Examples: Siemens, Philips, Toshiba manufacturing company

• Lighting & Bulb Manufacturing (USA). Top four market share. To mention with:
➢ General Electrical Company
➢ Philips Electronics
➢ Siemens
➢ Toshiba

• Search Engines (USA). Example: Google, Yahoo, Microsoft (these are


USA market

• Mobile Providers (Philippines). Example: Globe Telecom, SMART,


DITO Telecom

Fragmented Industries
An industry where the majority of the output is produced by many firms. There is no clear
leader whose actions impact the rest of the industry. Examples: advertising agencies,
auto repair shop, hotels, clothes and food retail, restaurants and airlines.

Porter Five Forces Model


Five competitive forces determine how the economic value is created by the industry
and divided among the companies that compose the industry versus value that needs to
be bargained away by customers and suppliers, or constrained by potential new
entrants (or substitute products).
Therefore, the 5f model helps to determine the industry’s attractiveness (potential profit).
The right industry makes a huge difference in a firm’s chances for success. Also helps to
identify what factors can vary for the industry’s attractiveness to change as well.

Managerial Implications
• Which industries should enter or leave?
• Help to determine degree of investment
• What influence can we exert?
• How are competitors differently affected?
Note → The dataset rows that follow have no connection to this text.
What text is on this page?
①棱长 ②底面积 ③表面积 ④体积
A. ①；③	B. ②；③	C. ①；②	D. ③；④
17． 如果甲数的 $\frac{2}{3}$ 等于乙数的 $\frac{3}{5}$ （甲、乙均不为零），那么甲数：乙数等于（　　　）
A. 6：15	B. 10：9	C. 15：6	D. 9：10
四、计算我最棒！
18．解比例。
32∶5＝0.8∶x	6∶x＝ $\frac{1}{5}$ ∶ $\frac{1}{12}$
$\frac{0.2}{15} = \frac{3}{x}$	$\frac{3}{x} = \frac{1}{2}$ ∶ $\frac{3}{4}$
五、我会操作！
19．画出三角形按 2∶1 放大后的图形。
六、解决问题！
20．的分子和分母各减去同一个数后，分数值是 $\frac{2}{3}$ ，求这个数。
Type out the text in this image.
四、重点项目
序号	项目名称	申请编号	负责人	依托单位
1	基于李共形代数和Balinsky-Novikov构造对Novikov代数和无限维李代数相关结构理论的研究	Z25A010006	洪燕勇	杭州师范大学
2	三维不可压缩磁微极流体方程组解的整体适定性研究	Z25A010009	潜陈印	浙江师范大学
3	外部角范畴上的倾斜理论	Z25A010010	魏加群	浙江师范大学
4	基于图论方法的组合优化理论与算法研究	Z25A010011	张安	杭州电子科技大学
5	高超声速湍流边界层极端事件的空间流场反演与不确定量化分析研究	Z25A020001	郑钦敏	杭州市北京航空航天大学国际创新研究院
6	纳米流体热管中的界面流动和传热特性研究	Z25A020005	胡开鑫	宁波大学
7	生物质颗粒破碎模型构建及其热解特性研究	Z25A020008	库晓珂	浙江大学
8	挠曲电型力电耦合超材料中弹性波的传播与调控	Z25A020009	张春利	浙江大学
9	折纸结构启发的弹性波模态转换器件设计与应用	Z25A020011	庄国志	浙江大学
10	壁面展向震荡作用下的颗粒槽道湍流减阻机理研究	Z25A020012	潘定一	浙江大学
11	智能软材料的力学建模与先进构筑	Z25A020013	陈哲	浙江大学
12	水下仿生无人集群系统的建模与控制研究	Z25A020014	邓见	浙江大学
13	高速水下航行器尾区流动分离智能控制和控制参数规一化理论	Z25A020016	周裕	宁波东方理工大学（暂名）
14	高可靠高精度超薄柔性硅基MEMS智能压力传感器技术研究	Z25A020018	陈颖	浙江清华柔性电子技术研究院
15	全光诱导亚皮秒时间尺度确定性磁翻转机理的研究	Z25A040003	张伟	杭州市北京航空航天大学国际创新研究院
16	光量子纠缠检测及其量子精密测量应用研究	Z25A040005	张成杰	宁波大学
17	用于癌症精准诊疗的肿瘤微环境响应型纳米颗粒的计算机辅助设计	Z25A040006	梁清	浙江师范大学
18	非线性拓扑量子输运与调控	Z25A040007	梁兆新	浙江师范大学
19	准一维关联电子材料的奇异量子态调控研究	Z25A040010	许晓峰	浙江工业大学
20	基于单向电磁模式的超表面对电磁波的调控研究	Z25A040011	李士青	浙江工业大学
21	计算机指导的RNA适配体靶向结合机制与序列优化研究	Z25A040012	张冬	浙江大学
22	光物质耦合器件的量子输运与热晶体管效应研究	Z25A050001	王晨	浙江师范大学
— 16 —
Figure 1 – Porter's Five Force


Competitive Rivalry. This looks at the number and strength of your competitors. How
many rivals do you have? Who are they, and how does the quality of their products and
services compare with yours? Where rivalry is intense, companies can attract customers
with aggressive price cuts and high-impact marketing campaigns. Also, in markets with lots
of rivals, your suppliers and buyers can go elsewhere if they feel that they're not getting a good
deal from you. On the other hand, where competitive rivalry is minimal, and no one else is
doing what you do, then you'll likely have tremendous strength and healthy profits.
Supplier Power. This is determined by how easy it is for your suppliers to increase their
prices. How many potential suppliers do you have? How unique is the product or service
that they provide, and how expensive would it be to switch from one supplier to another?
The more you have to choose from, the easier it will be to switch to a cheaper alternative.
But the fewer suppliers there are, and the more you need their help, the stronger their
position and their ability to charge you more. That can impact your profit. Firms that supply
the organization with the necessities to produce its product or service, including raw
materials, labor and finance.
Buyer Power. Here, you ask yourself how easy it is for buyers to drive your prices down.
How many buyers are there, and how big are their orders? How much would it cost them
to switch from your products and services to those of a rival? Are your buyers strong enough
to dictate terms to you?

When you deal with only a few savvy customers, they have more power, but your power
increases if you have many customers. The organizations immediate buyers, not
necessarily the end consumer.
Threat of Substitution. This refers to the likelihood of your customers finding a different
way of doing what you do. For example, if you supply a unique software product that
automates an important process, people may substitute it by doing the process manually
or by outsourcing it. A substitution that is easy and cheap to make can weaken your position
and threaten your profitability. So, this is simply offering similar product or services with
similar benefits to an industry’s product or services, but by a different process.
Threat of New Entry. Your position can be affected by people's ability to enter your market.
So, think about how easily this could be done. How easy is it to get a foothold in your
industry or market? How much would it cost, and how tightly is your sector regulated? If it
takes little money and effort to enter your market and compete effectively, or if you have
little protection for your key technologies, then rivals can quickly enter your market and
weaken your position. If you have strong and durable barriers to entry, then you can
preserve a favourable position and take fair advantage of it.
Rivalry among Existing Firms

• The nature and intensity of competition among firms. The more intensity, the
more industry profits are driven down.
• Rivalry will be affected by:
➢ Competitors balance – when rivals are similar in size, intense
competition can result as each striven to gain dominance
➢ Industry growth rate – when one rival grows more than the industry it
may come at expense of another firm
➢ Degree of Differentiation - firms with low differentiation compete on cost
➢ Competitive – are certain firms being aggressive in pursuing market share
Strategic Lock-in When suppliers “locks in” customers by creating high barriers to
switching to a competitor. Likely dependent on: market dominance, first mover advantage,
self-reinforcing commitment, ability, determination, and wherewithal to preserve the lock- in
position
Typical Steps in Industry Analysis
1. Define the relevant industry
➢ What products are in it? Omit the ones which are part of another
distinct industry?
➢ What is geographic scope of competition?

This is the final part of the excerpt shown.